Je suis parcouru d’un malaise, ancien, flou, difficile à expliquer, mais bien présent. Des souvenirs désagréables me reviennent quand le grincement des gonds agresse mes oreilles. Je n’ai jamais aimé cette chambre. Elle m’a toujours mis mal à l’aise. Sans vraiment savoir pourquoi. En fait, le premier souvenir que j’ai dans cette maison vient de cette chambre. J’avais trois ou quatre ans. Mes parents voulaient me faire dormir là, parce que c’était la chambre la plus près de la leur, mais, immédiatement, je m’y suis senti mal. Comme si quelque chose me regardait. Le monstre sous le lit, le croquemitaine, je ne sais pas quoi, mais je sentais ce truc. Mon père est venu faire un tour, regarder partout, ouvrir le placard, me montrer qu’il était vide, mais j’ai fait une telle crise de hurlements et de pleurs que Mamie les a poussés à me déménager au deuxième étage. C’était plus loin, mais au moins dans cette chambre-là, ça allait mieux. Je n’avais plus cette sensation. Je n’ai jamais pu revenir dans cette pièce sans me sentir oppressé. Il n’y avait pas de raison, pourtant.

Je raffermis ma prise sur la poignée, souffle fort et ouvre la porte en grand.

« C’est pas bien malin de t’amuser comme une gamine. C’est pas le moment ! »

Je lance ça dans une chambre vide.

Du regard, je cherche où ma sœur aurait pu se cacher. Cette pièce est comme toutes les autres : un musée de notre jeunesse autant qu’un musée aux personnages glauques de Mamie. Je fais un pas à l’intérieur. Aucune trace de Christelle. Je ne comprends pas ce qui a pu faire les bruits que j’ai clairement entendus. Pourtant, le lit est défait. Mamie ne laissait jamais un lit défait.
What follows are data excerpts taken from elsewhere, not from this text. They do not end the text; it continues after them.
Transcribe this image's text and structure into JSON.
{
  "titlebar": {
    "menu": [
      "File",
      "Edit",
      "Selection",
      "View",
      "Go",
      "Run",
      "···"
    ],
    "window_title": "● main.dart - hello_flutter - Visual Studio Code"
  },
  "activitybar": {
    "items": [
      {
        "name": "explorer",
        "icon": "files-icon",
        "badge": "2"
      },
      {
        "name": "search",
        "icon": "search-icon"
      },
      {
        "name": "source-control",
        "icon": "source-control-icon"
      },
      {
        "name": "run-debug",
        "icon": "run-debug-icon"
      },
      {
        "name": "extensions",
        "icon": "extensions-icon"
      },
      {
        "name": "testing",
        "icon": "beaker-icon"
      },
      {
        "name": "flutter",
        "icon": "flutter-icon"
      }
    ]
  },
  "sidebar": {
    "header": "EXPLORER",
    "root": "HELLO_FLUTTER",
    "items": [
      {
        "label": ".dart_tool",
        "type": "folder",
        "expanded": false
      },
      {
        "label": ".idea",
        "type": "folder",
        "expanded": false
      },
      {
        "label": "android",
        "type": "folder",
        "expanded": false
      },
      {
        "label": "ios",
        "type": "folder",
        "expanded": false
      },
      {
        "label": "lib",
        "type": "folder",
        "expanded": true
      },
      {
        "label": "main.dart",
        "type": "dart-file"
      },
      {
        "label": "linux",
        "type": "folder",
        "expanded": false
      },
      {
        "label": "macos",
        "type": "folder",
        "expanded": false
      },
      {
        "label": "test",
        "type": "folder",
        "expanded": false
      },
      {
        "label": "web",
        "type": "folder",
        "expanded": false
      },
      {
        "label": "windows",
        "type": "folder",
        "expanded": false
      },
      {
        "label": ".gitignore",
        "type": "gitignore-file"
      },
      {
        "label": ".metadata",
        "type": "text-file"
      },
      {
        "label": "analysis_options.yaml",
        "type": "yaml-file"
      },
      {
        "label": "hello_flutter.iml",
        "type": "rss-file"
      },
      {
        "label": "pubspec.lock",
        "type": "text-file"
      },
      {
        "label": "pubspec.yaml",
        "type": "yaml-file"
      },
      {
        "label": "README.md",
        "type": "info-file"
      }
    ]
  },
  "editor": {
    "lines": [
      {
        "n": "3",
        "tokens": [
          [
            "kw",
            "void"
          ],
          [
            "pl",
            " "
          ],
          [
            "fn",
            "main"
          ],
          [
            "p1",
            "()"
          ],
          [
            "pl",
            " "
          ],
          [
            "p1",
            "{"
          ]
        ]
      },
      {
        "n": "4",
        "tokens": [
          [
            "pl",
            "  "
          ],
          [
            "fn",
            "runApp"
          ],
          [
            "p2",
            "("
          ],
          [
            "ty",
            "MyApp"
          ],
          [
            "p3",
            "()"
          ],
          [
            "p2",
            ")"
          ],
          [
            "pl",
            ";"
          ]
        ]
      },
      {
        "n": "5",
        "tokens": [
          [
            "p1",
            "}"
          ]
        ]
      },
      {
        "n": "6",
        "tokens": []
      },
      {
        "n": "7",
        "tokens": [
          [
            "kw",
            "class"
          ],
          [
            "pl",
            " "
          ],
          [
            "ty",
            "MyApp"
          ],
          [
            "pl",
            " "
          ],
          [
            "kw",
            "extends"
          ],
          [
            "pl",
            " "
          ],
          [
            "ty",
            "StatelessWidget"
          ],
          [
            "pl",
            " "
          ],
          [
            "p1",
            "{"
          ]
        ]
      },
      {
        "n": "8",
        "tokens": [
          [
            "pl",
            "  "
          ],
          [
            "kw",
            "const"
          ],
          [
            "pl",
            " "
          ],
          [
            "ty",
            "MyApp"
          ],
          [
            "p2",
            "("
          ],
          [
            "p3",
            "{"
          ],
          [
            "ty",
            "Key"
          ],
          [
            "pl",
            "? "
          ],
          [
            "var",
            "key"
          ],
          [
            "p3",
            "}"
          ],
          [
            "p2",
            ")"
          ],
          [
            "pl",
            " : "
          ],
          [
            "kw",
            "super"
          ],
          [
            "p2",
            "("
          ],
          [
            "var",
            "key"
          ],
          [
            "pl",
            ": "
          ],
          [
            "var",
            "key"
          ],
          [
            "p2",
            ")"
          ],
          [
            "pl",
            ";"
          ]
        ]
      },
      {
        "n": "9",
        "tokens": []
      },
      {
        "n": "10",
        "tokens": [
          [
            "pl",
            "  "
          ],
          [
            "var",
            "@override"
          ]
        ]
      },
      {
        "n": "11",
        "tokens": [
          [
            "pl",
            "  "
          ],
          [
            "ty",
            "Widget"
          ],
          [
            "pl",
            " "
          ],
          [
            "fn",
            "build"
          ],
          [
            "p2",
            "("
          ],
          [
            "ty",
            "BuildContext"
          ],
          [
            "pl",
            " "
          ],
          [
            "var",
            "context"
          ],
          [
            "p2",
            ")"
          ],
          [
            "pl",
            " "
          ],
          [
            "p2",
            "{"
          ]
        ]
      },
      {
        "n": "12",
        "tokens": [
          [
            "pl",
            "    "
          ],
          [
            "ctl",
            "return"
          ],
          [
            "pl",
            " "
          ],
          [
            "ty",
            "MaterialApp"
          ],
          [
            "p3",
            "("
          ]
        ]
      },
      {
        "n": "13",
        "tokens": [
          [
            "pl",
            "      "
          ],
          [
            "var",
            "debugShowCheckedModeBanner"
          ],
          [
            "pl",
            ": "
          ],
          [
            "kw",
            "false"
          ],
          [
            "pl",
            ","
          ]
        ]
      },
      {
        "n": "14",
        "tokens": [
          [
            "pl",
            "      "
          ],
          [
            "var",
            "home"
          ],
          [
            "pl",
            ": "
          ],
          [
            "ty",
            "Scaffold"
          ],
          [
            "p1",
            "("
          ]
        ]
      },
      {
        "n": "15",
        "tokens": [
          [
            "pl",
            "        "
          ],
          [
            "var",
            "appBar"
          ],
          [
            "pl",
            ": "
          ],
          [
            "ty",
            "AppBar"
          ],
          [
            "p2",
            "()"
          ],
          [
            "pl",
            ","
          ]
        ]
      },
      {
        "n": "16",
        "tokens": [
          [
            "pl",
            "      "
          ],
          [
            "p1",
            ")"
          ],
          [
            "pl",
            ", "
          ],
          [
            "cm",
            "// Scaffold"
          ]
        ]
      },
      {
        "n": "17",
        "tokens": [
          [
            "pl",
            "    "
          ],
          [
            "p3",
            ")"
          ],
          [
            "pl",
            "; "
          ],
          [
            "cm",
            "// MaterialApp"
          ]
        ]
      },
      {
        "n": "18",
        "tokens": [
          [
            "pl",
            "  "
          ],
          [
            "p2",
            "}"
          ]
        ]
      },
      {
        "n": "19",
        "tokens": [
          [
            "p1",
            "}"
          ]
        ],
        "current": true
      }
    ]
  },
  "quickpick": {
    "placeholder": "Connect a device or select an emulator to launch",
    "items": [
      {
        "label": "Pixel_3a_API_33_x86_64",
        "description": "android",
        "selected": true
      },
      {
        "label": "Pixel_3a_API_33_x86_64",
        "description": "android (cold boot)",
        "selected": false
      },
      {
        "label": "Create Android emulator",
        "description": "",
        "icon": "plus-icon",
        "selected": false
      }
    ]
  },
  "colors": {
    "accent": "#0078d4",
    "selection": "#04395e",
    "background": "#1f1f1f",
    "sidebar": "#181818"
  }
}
C’était sa manie de les refaire pendant que nous jouions dehors ou que nous regardions la télé. Alors ce lit en désordre, ça signifie que ma sœur est passée par là il n’y a pas longtemps. En m’approchant, je vois au pied de l’édredon froissé un sac de voyage. C’est le sien. J’étais avec elle quand elle l’a acheté.

« Christelle ? T’es là ? Allez, c’est plus drôle. J’ai pas la tête à rire ! Sors de ta cachette. Les parents ne vont pas tarder à arriver, en plus ! »

Je ne sais pas depuis quand elle est là. Même fatigué comme je l’étais cette nuit, je l’aurais entendue si elle était arrivée après moi…

« Christelle ? »

Aucun bruit dans la maison, à part ces grattements.

La porte claque. Je sursaute. Poussé par mes vieilles frayeurs, je jette un coup d’œil en tous sens avant de respirer et de reprendre le contrôle. Je peux être bête parfois à me faire des films pour rien. Ma taquine de sœur s’amuse. Elle sait que je n’aime pas cette chambre.

La porte est verrouillée.

« Ouvre ! »

Je crie à travers la porte. J’actionne la poignée, mais elle ne s’ouvre pas. J’ai une bouffée de chaleur. À nouveau oppressé, je regarde partout dans la pièce. J’entends des espèces de petits claquements et toujours ces grattements. Ils semblent venir d’ici. Je secoue la porte frénétiquement pour essayer de l’ouvrir, mais il ne se passe rien. Les bruits se font plus forts, j’ai très chaud, je transpire. Est-ce que je vois les sculptures gigoter ? Je m’acharne encore sur cette poignée et, enfin, elle s’ouvre. Je bondis sur le palier et claque la porte derrière moi.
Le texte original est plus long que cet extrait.